Last year I had a student -- a senior at the time -- who, after reading Living Gently in a Violent World, realized that all her school work and life experiences had been preparing her for a vocation she hadn't been able to name: to go and live in a L'Arche community where she would spend hours at a time feeding or bathing or otherwise caring for persons with profound disabilities. She understood that this would not be an exercise in charity or self-congratulatory do-goodism but would be damn hard work -- yet purposeful work, transformative work. Work, that as the book's subtitle suggests, reveals the "prophetic power of weakness."

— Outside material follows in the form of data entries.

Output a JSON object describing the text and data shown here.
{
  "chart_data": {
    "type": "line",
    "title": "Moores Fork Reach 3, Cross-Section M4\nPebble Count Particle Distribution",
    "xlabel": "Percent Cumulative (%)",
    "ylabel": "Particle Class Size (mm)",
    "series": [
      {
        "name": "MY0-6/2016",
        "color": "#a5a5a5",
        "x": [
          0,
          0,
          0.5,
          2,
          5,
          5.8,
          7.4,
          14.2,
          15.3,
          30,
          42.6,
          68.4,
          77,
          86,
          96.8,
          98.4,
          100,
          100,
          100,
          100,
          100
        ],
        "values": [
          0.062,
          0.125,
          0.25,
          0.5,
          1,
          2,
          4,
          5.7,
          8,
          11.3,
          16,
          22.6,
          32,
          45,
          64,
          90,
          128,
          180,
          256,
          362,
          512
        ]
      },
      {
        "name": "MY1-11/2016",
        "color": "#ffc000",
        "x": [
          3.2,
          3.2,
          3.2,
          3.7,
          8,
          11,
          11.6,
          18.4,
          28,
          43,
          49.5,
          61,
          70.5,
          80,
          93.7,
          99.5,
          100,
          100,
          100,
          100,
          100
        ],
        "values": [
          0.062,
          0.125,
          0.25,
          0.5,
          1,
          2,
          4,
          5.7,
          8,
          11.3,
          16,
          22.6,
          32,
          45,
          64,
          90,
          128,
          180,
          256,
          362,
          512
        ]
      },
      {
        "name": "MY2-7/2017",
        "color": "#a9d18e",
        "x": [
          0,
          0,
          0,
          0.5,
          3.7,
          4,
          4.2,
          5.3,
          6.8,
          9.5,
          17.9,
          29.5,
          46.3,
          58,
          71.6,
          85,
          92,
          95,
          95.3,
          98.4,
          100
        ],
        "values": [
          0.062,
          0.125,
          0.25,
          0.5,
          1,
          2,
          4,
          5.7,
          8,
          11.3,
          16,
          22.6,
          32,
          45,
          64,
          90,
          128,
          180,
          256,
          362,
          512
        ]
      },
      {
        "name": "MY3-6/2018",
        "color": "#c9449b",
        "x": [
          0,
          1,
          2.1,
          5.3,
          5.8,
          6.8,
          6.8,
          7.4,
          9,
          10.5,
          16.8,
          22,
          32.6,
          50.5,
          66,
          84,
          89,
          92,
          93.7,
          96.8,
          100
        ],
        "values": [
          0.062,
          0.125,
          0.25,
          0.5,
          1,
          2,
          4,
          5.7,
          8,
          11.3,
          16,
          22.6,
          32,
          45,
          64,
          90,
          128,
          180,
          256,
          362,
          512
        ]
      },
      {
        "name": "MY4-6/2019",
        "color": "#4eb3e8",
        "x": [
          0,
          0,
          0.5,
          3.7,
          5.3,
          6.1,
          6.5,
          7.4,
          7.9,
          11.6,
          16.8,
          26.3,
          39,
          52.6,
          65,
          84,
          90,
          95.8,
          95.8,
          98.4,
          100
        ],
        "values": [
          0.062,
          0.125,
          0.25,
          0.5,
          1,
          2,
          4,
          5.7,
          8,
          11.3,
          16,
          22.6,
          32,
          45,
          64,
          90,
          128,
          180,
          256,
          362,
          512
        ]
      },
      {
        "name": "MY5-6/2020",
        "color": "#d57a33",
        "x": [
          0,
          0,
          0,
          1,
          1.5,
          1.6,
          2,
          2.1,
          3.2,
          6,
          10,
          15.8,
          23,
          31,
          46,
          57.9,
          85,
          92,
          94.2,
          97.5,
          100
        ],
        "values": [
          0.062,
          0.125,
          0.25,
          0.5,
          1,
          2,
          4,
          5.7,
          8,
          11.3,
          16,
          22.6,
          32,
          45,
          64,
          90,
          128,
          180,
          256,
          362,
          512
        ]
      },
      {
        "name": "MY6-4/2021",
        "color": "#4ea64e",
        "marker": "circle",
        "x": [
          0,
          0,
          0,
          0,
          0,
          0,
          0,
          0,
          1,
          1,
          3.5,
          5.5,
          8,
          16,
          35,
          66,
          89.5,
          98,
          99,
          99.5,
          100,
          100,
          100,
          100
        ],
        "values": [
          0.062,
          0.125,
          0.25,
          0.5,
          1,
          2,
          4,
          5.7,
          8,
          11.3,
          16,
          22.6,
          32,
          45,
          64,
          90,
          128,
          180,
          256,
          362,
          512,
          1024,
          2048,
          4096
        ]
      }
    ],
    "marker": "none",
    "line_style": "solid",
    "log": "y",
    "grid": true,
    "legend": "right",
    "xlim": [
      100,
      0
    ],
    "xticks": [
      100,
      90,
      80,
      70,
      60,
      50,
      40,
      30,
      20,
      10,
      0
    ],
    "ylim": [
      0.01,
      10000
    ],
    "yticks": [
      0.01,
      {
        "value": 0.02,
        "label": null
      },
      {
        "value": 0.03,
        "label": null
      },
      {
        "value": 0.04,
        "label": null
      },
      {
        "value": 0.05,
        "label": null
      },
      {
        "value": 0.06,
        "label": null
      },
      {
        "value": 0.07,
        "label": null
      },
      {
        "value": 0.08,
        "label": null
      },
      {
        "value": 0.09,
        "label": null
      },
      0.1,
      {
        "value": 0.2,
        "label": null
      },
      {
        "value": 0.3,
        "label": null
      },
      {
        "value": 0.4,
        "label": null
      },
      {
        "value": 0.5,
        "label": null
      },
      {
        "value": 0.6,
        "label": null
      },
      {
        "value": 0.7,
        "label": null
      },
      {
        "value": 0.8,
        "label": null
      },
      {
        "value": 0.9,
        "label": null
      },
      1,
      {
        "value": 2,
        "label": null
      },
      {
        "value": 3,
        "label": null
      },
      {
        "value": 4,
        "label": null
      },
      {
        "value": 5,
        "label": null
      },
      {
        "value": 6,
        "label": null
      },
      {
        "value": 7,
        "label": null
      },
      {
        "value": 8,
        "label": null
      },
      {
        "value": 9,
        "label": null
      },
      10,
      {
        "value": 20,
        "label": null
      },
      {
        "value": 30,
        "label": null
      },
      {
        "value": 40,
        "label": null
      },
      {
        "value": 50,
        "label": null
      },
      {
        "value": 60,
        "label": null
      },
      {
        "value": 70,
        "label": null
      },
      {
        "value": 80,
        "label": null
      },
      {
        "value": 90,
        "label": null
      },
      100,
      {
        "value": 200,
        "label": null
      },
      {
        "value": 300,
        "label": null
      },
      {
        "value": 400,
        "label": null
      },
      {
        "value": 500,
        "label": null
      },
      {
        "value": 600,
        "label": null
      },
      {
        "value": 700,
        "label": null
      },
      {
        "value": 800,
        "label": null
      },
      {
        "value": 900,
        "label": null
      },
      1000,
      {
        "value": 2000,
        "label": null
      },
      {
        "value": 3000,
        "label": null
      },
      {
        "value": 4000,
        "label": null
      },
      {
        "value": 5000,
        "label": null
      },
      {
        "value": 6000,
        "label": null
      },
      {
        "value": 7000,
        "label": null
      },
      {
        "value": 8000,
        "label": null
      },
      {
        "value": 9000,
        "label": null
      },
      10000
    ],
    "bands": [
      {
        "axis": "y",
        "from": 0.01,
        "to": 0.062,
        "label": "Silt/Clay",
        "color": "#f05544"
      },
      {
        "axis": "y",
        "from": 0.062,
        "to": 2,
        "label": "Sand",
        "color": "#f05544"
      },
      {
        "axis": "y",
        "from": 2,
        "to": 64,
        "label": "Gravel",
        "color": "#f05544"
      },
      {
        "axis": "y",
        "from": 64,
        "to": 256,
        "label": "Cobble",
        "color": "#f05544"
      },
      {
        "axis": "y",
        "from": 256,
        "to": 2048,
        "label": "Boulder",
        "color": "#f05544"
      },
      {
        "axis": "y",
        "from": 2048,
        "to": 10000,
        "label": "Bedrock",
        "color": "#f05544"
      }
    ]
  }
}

I thought about Nicole at last year's graduation, as the considerable accomplishments of our school's four Fullbright scholars were being highlighted (and kudos to those very bright and talented young women). But let's face it, graduating from college to go forth and spend your days wiping someone's dirty chin or ass doesn't register any kind of social prestige. We might admire the selflessness of it, but we hardly know how to claim it as a worthy way to spend one's "career" after all the toil (and expense) of four years of college.

Change the world? If we can start with changing a diaper or changing our mind about what matters most in this life we might have something to say to the students who are listening, who -- despite being a little hungover or momentarily preoccupied with a text message -- desperately want to hear a word of grace for the uncertain future that awaits them.

Debra Dean Murphy is assistant professor of religion at West Virginia Wesleyan College. She blogs at Intersections: Thoughts on Religion, Culture and Politics and at ekklesiaproject.org.